Cheetah Conservation Fund
Cheetahs are extinct in nearly half the countries they once inhabited. Their population has dwindled down to roughly 10,000, just 10% of what their estimated population in 1900. The cheetah is in fact the most endangered cat in Africa.
The Cheetah Conservation Fund (CCF) is working to change this through a number of initiatives including the following:
- Science and Research: via a variety of research programs, the CCF provides scientific support for conservation activities.

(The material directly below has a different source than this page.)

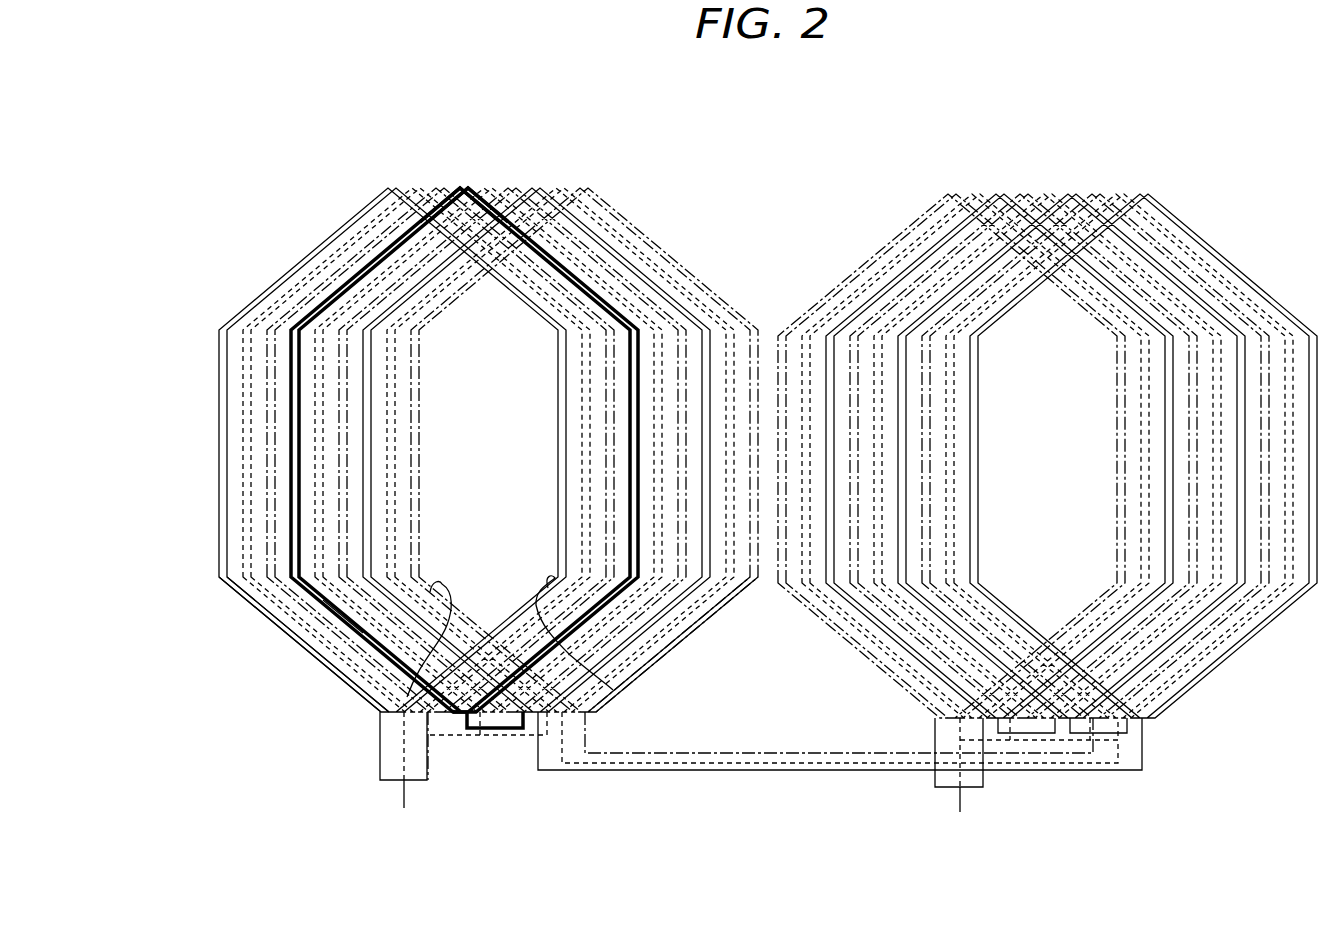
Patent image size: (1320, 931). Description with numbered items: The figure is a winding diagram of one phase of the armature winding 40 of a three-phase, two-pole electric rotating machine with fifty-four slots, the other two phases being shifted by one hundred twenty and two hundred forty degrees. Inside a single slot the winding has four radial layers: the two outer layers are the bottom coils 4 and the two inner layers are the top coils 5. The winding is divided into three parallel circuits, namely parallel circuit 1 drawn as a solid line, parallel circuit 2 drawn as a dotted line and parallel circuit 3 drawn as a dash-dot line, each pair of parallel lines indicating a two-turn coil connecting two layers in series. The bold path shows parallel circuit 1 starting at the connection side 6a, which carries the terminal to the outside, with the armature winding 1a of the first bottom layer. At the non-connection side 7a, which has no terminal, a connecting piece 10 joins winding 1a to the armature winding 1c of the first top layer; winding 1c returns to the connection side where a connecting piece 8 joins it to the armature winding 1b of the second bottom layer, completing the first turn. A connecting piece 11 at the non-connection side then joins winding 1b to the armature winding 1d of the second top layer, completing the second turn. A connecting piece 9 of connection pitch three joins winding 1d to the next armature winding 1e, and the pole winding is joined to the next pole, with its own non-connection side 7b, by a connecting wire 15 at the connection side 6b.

The armature winding 40 is at (942, 124).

These include cheetah census research, biological research (including genetics), ecological research (including vegetation and prey base studies), and research into conflict between humans and wildlife. The CCF also works closely with many research institutions including the University of Namibia, the Smithsonian Institution, EarthWatch Institute and more.
- Education Programs: these include school outreach programs, farmer training and community outreach (90% of wild cheetah in Namibia live on farmlands and come into conflict with livestock and farmers), the operation of the Field Research and Education Centre which conducts both informal and formal education programs as well as providing training to both foreign university students and Namibian students. To view the full list of programs through which the CCF seeks to raise awareness of both the cheetah’s plight and the role of society in its long-term survival, click here.
- International Collaboration: CCF shares insights on successes in cheetah conversation efforts, lends resources and support including CCF materials, and assists in training programs in other countries where cheetahs live including South Africa, Botswana, Zimbabwe, Algeria, Iran and Angola. Additionally they are working with the authorities in India to re-introduce cheetahs in India.
- Library and Resources: including scientific papers and publications, progress reports, lectures and presentations, interviews and articles, factsheets, tv/radio and video highlights and international cheetah studbooks.